Hence, I have started to work with people on ways to give feedback that don't undermine a fragile state of confidence. The usual guideline for feedback is to not to name the problem, name what you want to hear. For example, rather than: 'it was rather ragged,' you'd say, ' it needed to be more synchronised'.
But in this case a simple positive reversal doesn't do quite enough. To say, 'it needs to be more confident,' is certainly better than, 'it sounds tentative,' but it still hits people in the dimension in which they're feeling like they have least control. It is hard to summon an appearance of self-assurance when you are being told directly that you don't have one. It feels like you're being told, 'You just need to be less inadequate as a human being'.
Instead, it turns out to be useful to address the symptoms, rather than the perceived cause.

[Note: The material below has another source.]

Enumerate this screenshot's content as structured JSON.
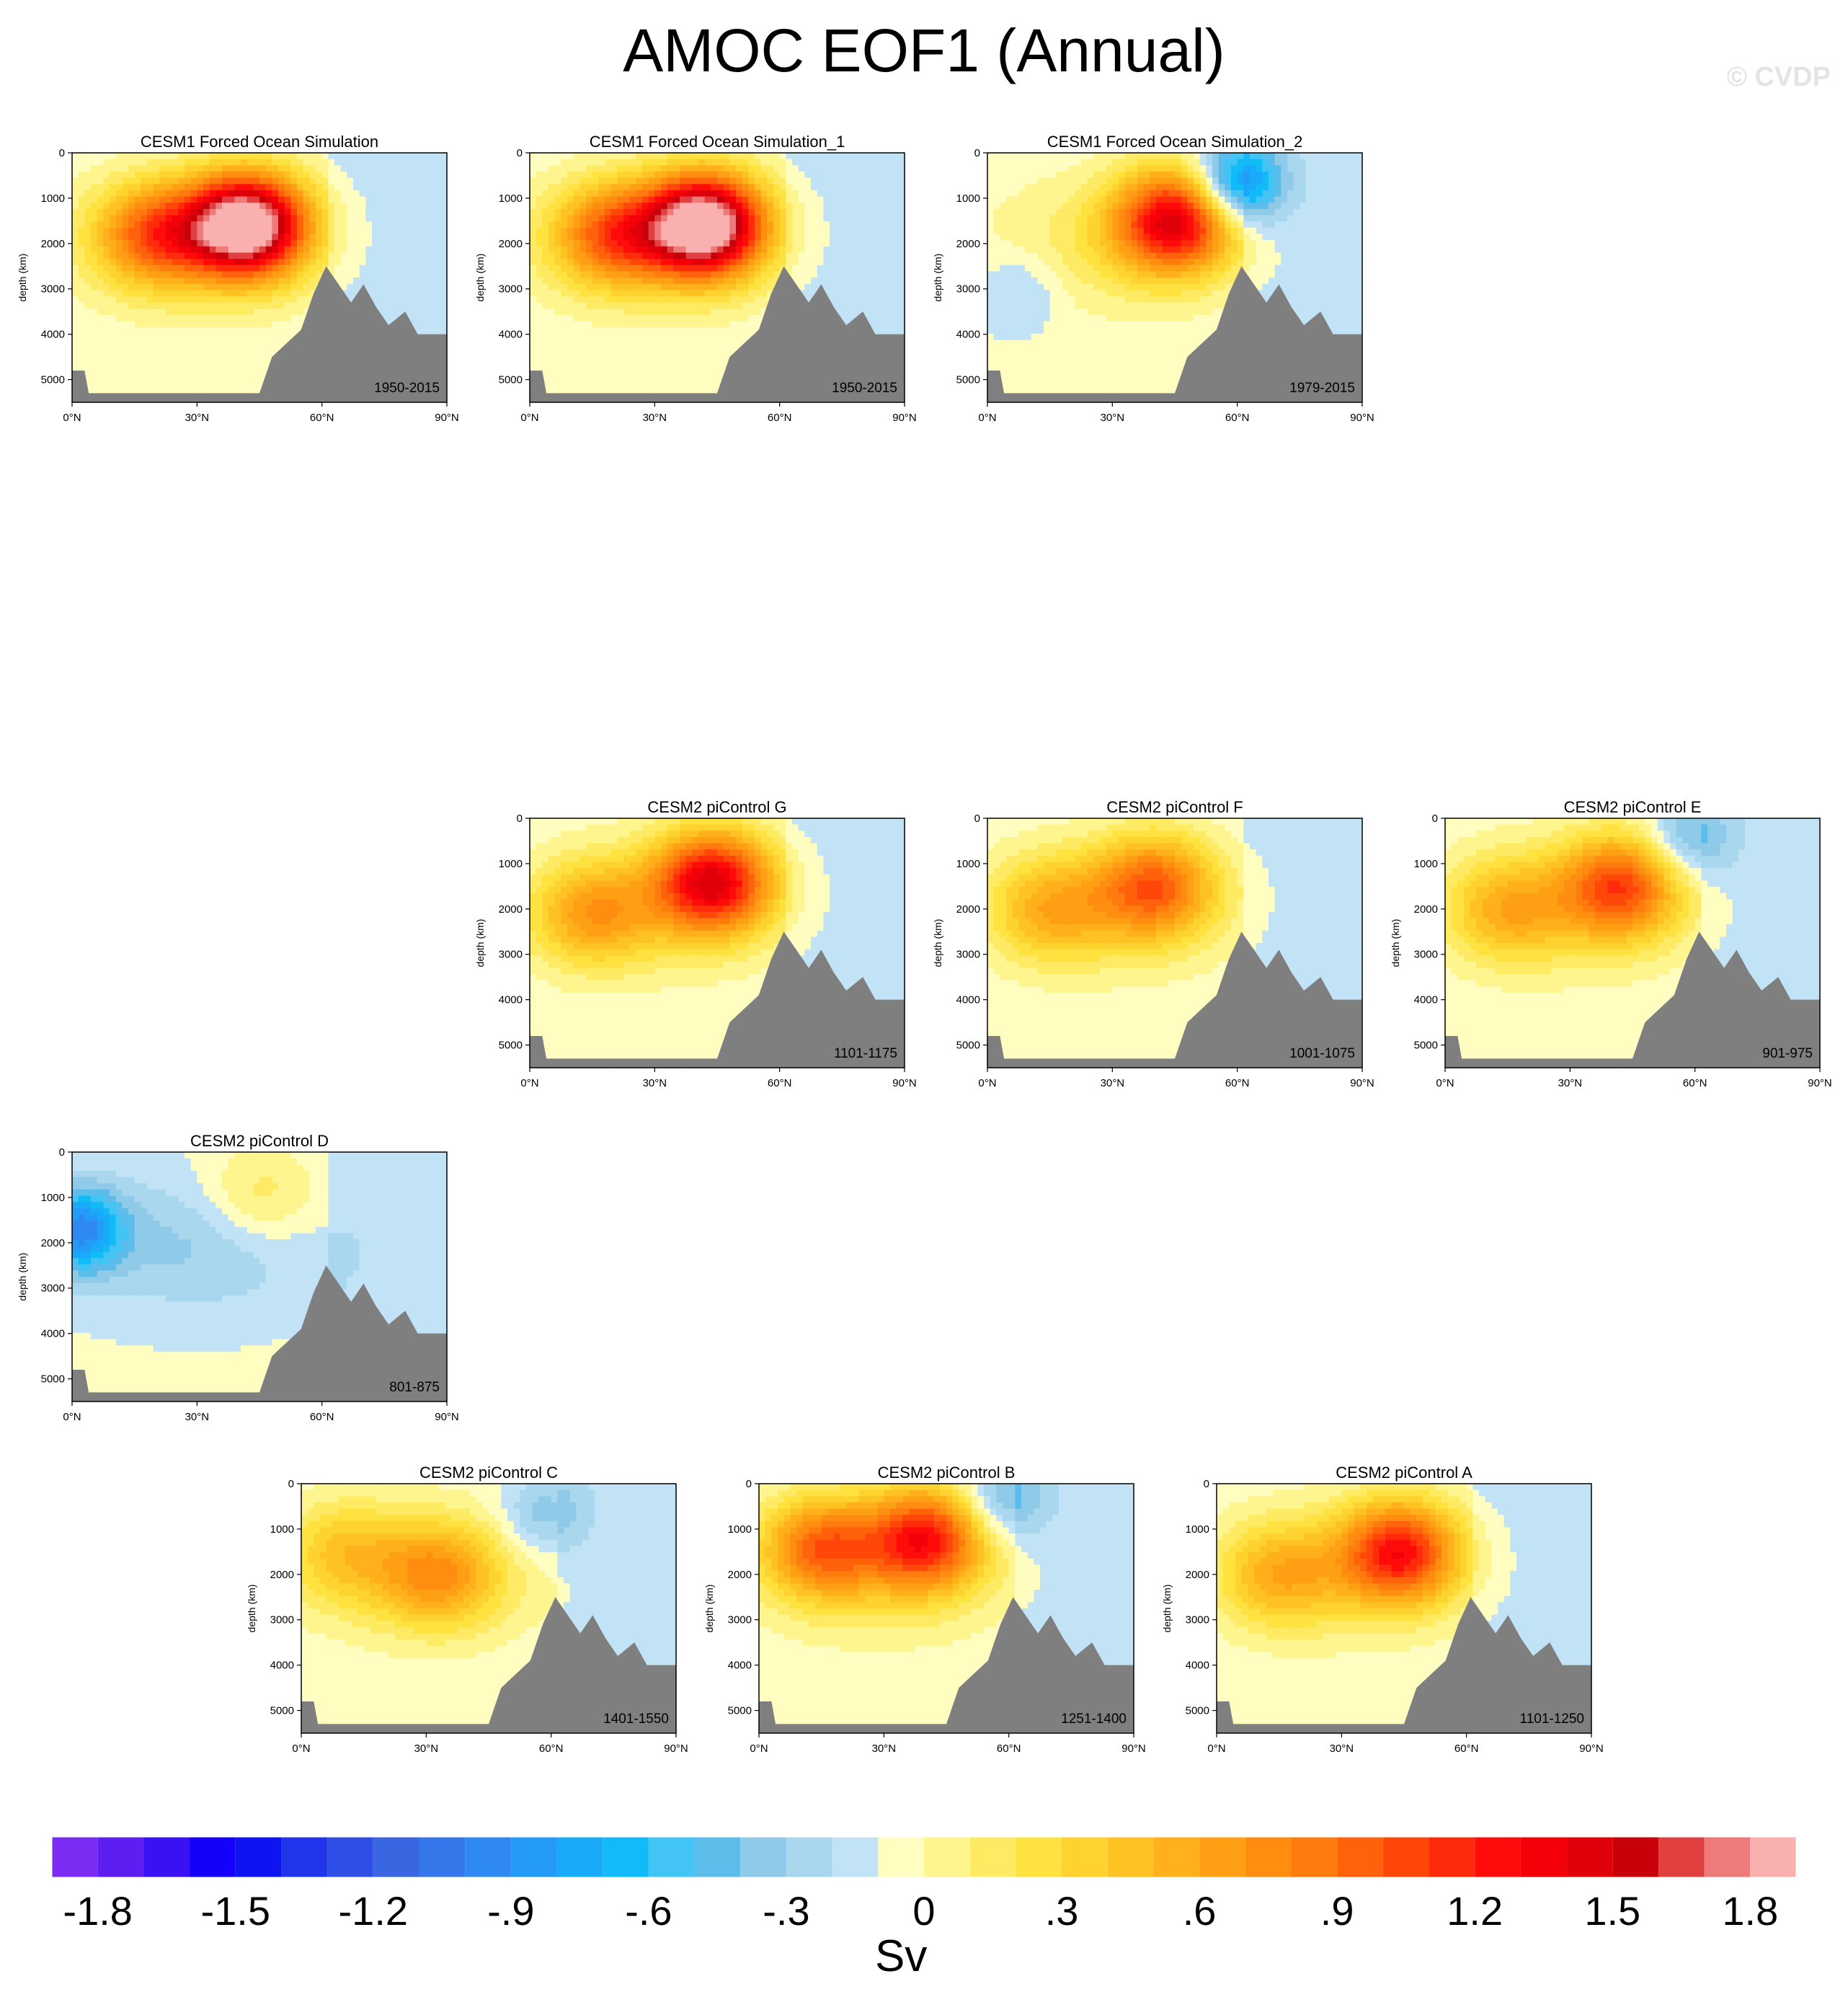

We diagnose underconfidence from a collection of vocal clues: intermittent breath support, a breathy tone, a tendency to wait for others to sing first rather than all stepping into the music together.
These elements are all subject to conscious technical control. And having something specific to work on calms people down because instead of thinking how wobbly their singing is, they're thinking about the specific technical feature that needs attention: continuity of breath, or bringing the tone forward, or all reaching a target vowel cleanly together.
And that is when the magic happens. Because as soon as you address one of these specific technical issues, the sound immediately becomes more positive, and the internal perception-identity loop within each singer changes direction.
For whatever the inaugural sound we hear when we start to sing sounds like is how we feel about ourselves as singers. A clear, ringing, rhythmically secure start informs our subconscious that we are competent and in control and we continue to sing that way. A hesitant or undersupported start tells our sense of identity that we're rather out of our depth and don't really want anyone listening to us.
Sort out the sound, and we sort out the sense of self-identity. Attack the self-identity and the sound will retreat to match the feeling of personal embarrassment. And if people are thinking about the needs of the music, then they can get on with working on the sound without feeling self-conscious.